To be very specific, anyone using beyond 7.0 kernel (that's where x86 `endbr64`
enabling support will land) is most likely running latest userspace on it. Anyone
who is running old userspace anyways is so behind that its likely plagued with
vulnerabilities that an effort to enable cfi on it may be futile.

So if x86 were to follow arm model and use it's legacy interworking bitmap to
support mix of old (without `endbr64`) and new binaries in task's address space,
I see following problems:

- It'll need support in kernel to prepare and manage readonly bitmap in task's
address space. Along with code in kernel to support updating bitmap on
`dlopen` happening in userspace.

- Every indirect call to a legacy binary will lead to an additional load on
legacy interworking bitmap virt memory and thus will lead to perf issues. So
even in the case when someone has mix of old and new binaries, they most
likely won't enable it. Or try to make sure that they have all binaries in
task's address space with `endbr64` support.

- As of today no one is using legacy interworking bitmap part of Intel CET. And
I am also not sure how much of this hardware feature has been verified. So
likely, you may run into issues and errata first.

This is a lot of throwaway work to support a usecase which likely doesn't exist
because most distros anyway compile binaries with `endbr64` and even if such a
use case exist, its perf characteristics will suck quite bad and security
guarantees are also poor (worst of both world).

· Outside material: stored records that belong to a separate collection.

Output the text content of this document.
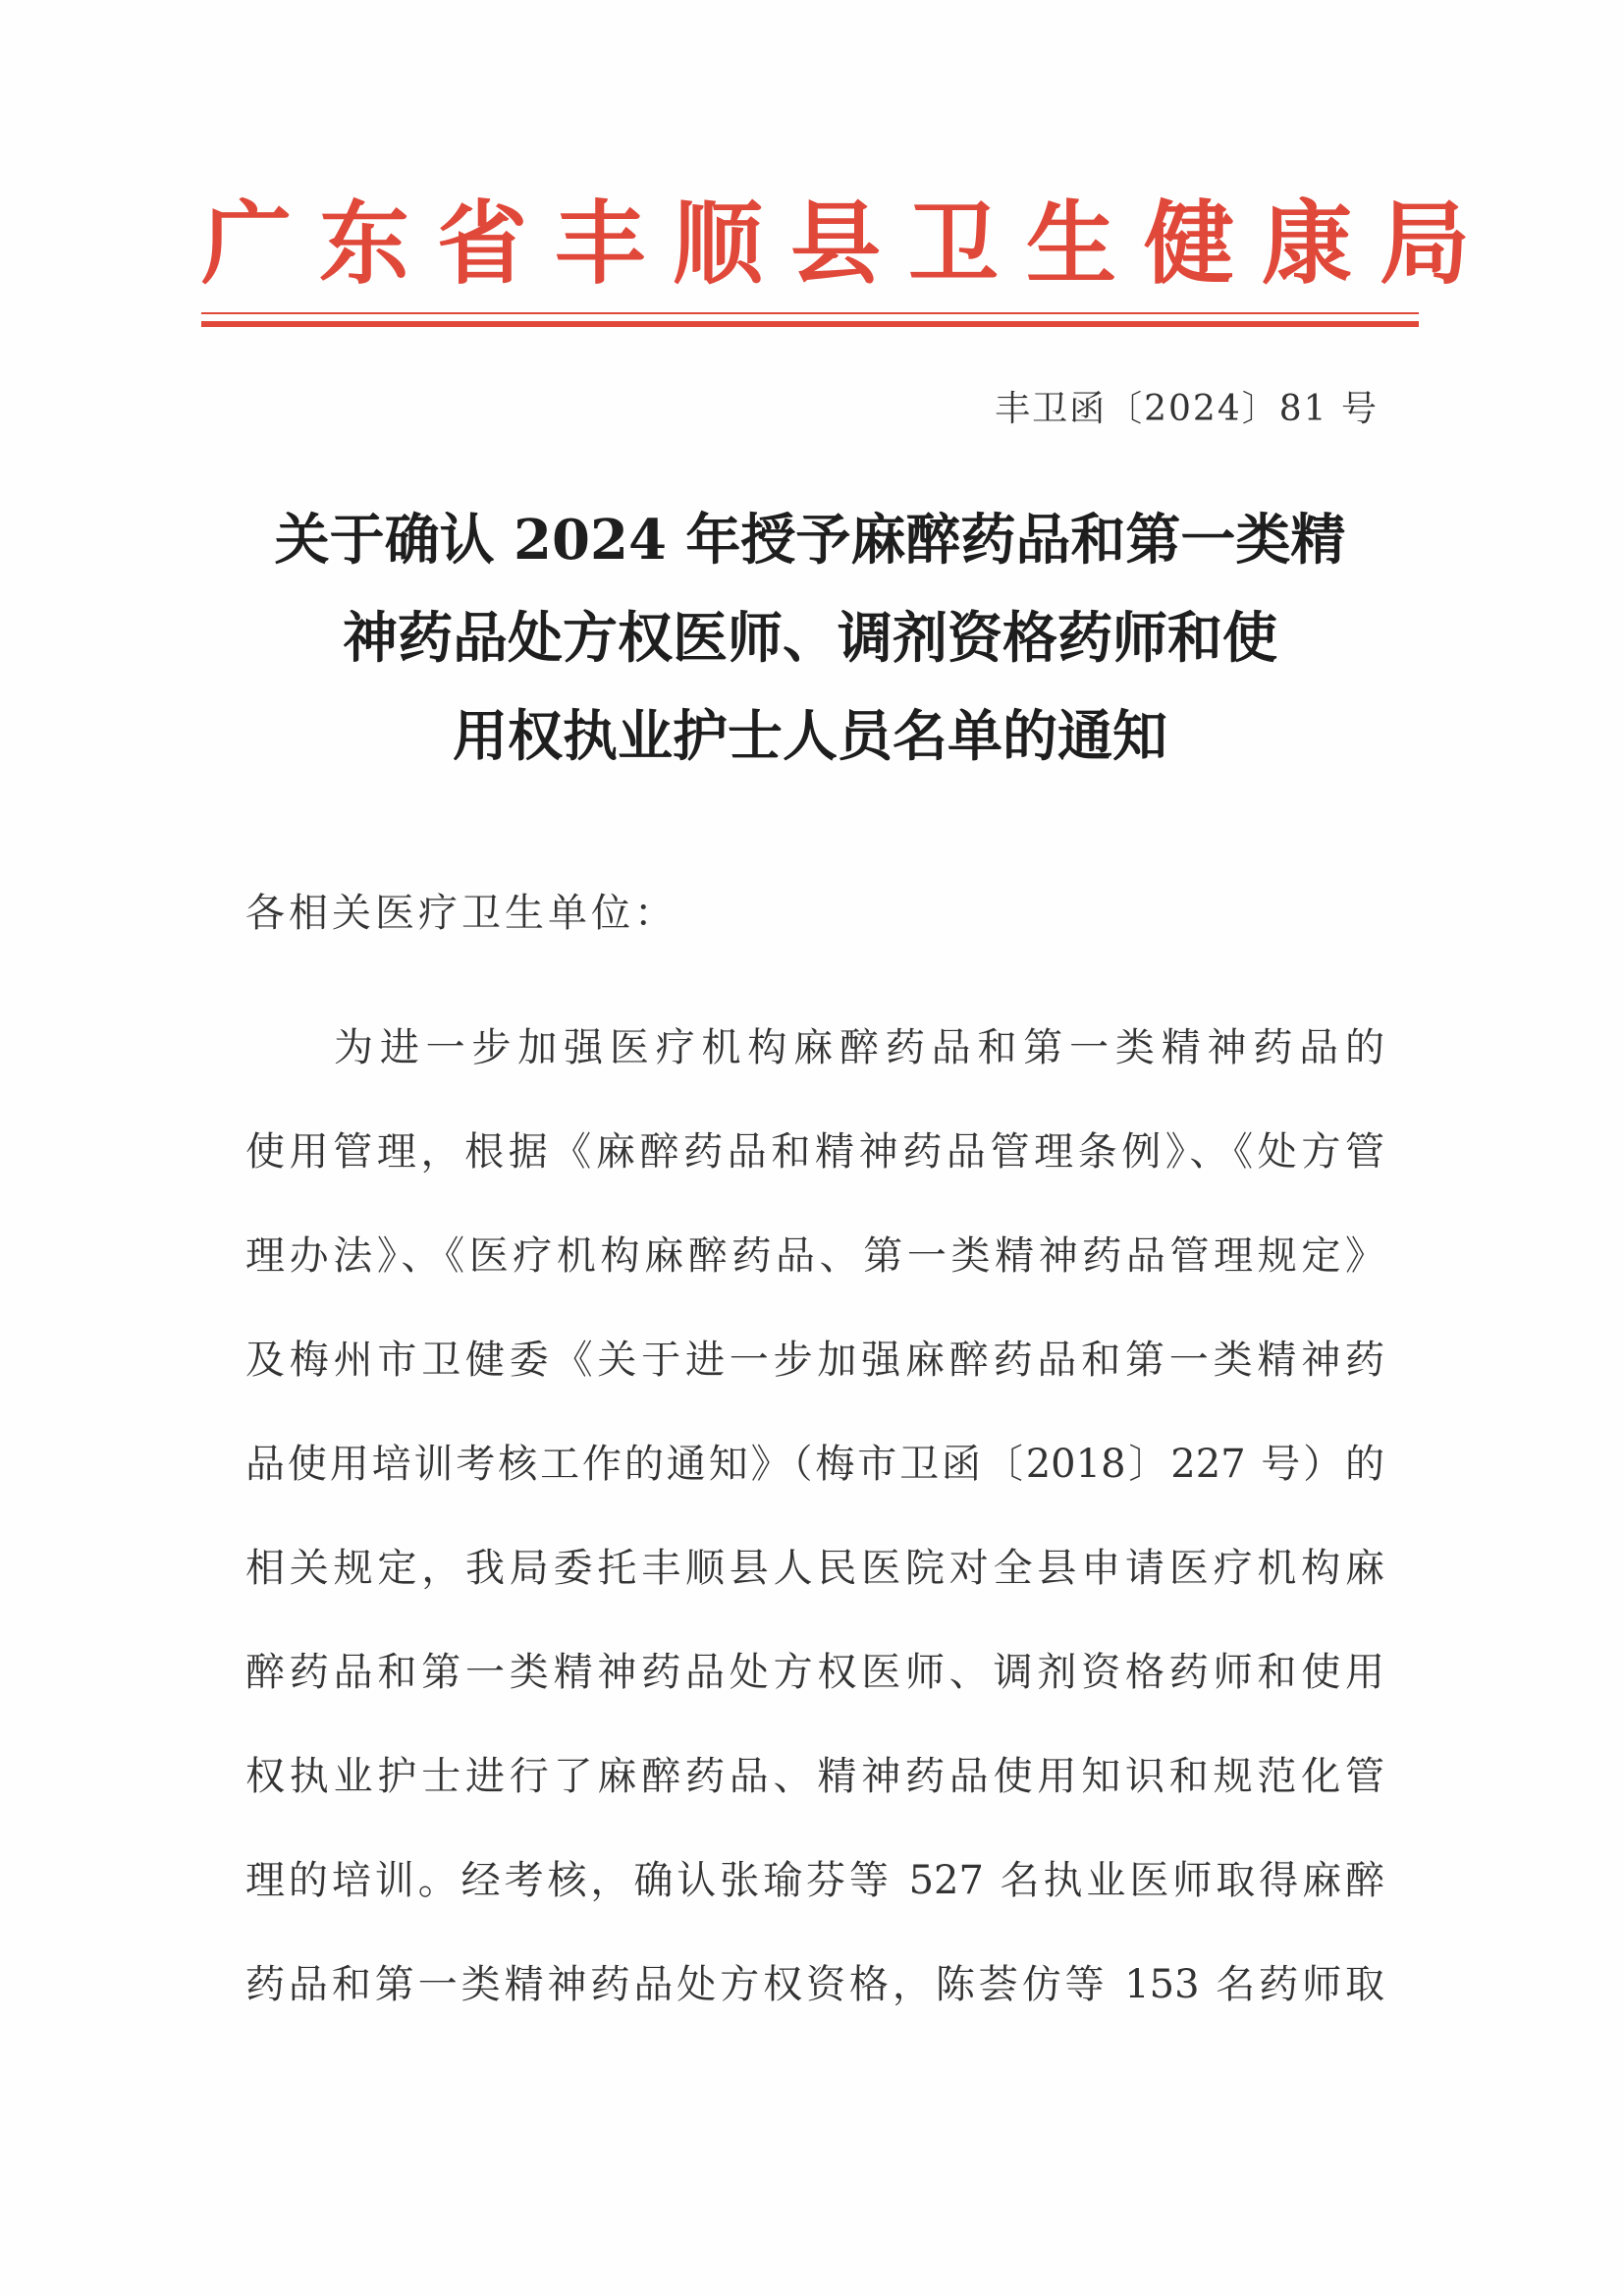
广东省丰顺县卫生健康局
丰卫函〔2024〕81 号
关于确认 2024 年授予麻醉药品和第一类精
神药品处方权医师、调剂资格药师和使
用权执业护士人员名单的通知
各相关医疗卫生单位：
为进一步加强医疗机构麻醉药品和第一类精神药品的
使用管理，根据《麻醉药品和精神药品管理条例》、《处方管
理办法》、《医疗机构麻醉药品、第一类精神药品管理规定》
及梅州市卫健委《关于进一步加强麻醉药品和第一类精神药
品使用培训考核工作的通知》（梅市卫函〔2018〕227 号）的
相关规定，我局委托丰顺县人民医院对全县申请医疗机构麻
醉药品和第一类精神药品处方权医师、调剂资格药师和使用
权执业护士进行了麻醉药品、精神药品使用知识和规范化管
理的培训。经考核，确认张瑜芬等 527 名执业医师取得麻醉
药品和第一类精神药品处方权资格，陈荟仿等 153 名药师取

So my suggestion would be to keep it like shadow stack:

Loader takes a decision whether to enable forward cfi for current task or not
(like it is done for shadow stack)

Hopefully Intel will deprecate legacy interworking part of Intel CET in future
generation(s) and simplify it.



Furthermore, Control-flow integrity is shadow stack (for backward cfi) and
branch tracking (for forward cfi) both. It'll look odd and ugly (to an extent
it already is because x86 and arm64/riscv use different prctls for shstk) that
shadow stack has its own prctl and we invent new cfi prctl just for branch
tracking.

Ideally, it would have been nicer if we had
`PR_GET/SET_TASK_EXPLOIT_MITIGATIONS` and sub-codes under them to enable all
sort of things like "Manage CFI", "Manage memory tagging", "Manage speculation
control", etc. But things evolved on their own pace at different timelines.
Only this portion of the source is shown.